PHC sets aside conviction in narcotics case
PESHAWAR: The Peshawar High Court on Wednesday set aside the conviction of a person by a subordinate court and acquitted him in a case of narcotics trafficking.
A bench comprising Justice Waqar Ahmad Seth and Justice Mussarat Hilali accepted the appeal of Mohammad Iqbal, a resident of Nowshera, against his sentence after hearing arguments by his lawyer and the Anti-Narcotics Force special prosecutor.
The appellant was arrested by the ANF officials on March 12, 2011, while he was travelling in a car on the Indus Highway near Kohat.
The ANF claimed it recovered 36kg charas from the secret cavities in the car’s petrol tank.
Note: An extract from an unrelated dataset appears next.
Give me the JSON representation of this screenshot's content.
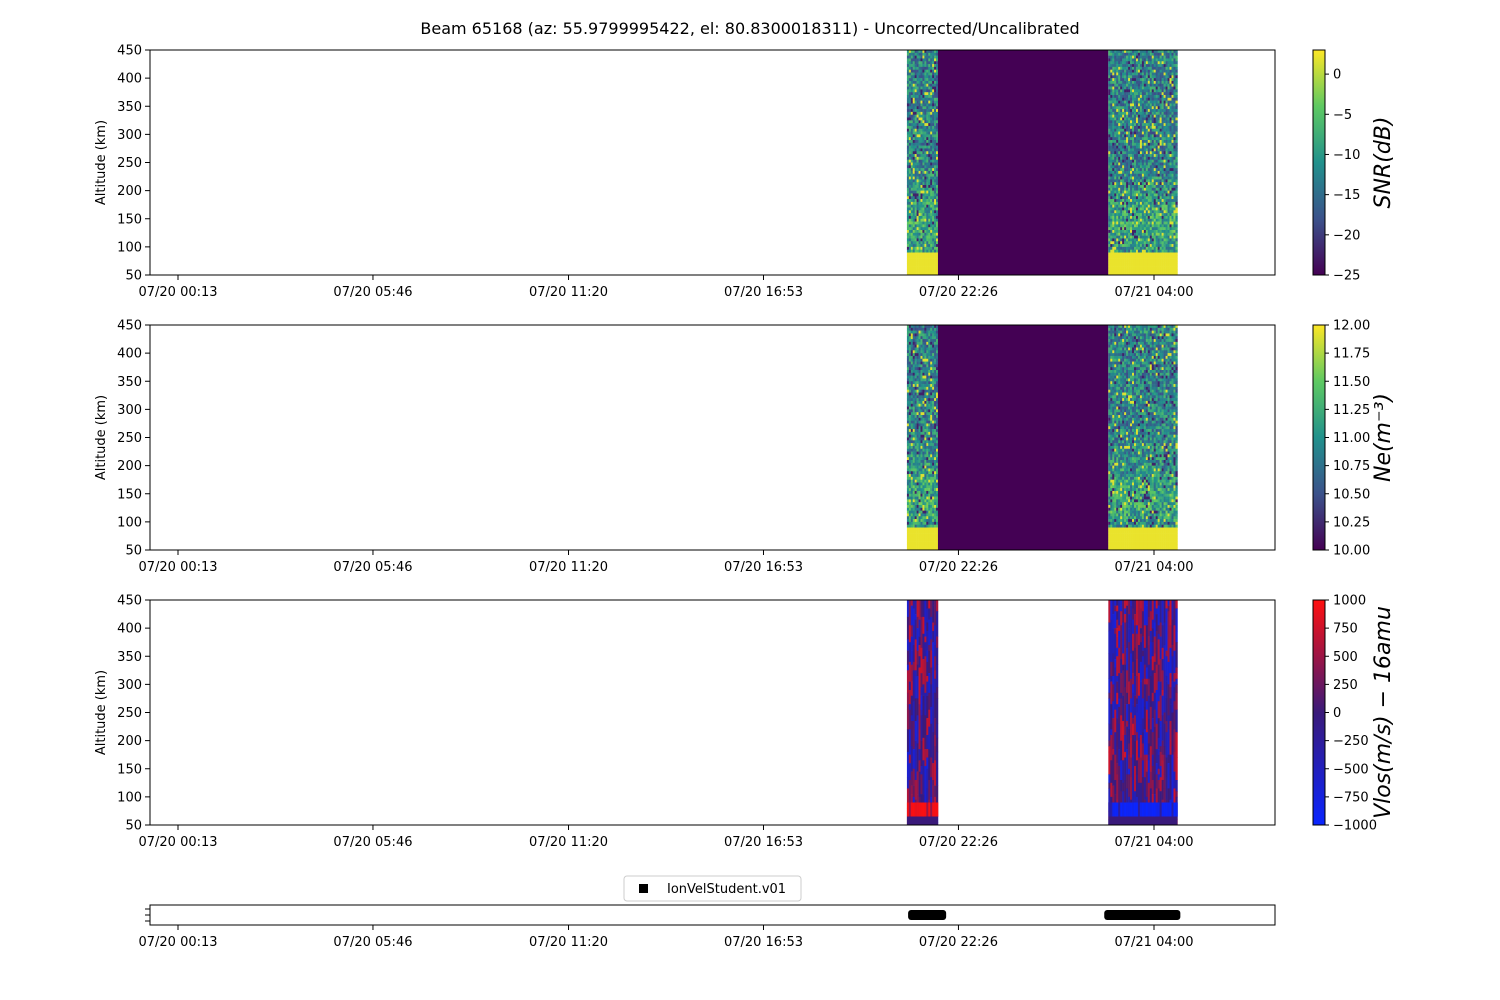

A lab with no jurisdiction in KP tested samples of ‘seized drugs’
The appellant was charged under Section 9-C of the Control of Narcotics Substance Act.
A special judge (control of narcotics) convicted the appellant in Sept 2011 and sentenced him to life imprisonment with Rs50,000 fine.
The appellant’s lawyer, Noor Alam Khan, said samples of the allegedly seized contraband were sent to the Punjab Forensic Science Laboratory, Rawalpindi, instead of sending them to the notified laboratories in Khyber Pakhtunkhwa, which showed the mala fide intent on part of the ANF.
The lawyer said under Section 34 of the Control of Narcotics Substance Act, the federal government notified the names of the testing laboratories for each region.
He said under the same section, the provincial government also notified the names of laboratories.
Noor Alam said in Khyber Pakhtunkhwa, the federally-notified laboratory was the Pakistan Council for Scientific and Industrial Research (PCSIR), whereas the provincial government’s notified laboratory was the FSL Peshawar.
He said a chemical analyst having no jurisdiction in an area or regarding a particular drug could not examine a seized contraband.
“How could an analyst having jurisdiction in Rawalpindi examine a sample seized in Khyber Pakhtunkhwa? After the passage of the Constitution (Eighteenth Amendment) Act, 2010, the issue has become clearer and narcotics recovered in one province can’t be examined in the other province,” he said.
An ANF prosecutor said as the notified laboratories in Khyber Pakhtunkhwa charged fee higher than that of Rawalpindi’s laboratory, the ANF preferred sending samples to the latter.
He said the appellant was caught red-handed travelling in the car with contraband.
The prosecutor said the appellant didn’t deserve leniency on the basis of minor discrepancies in the case.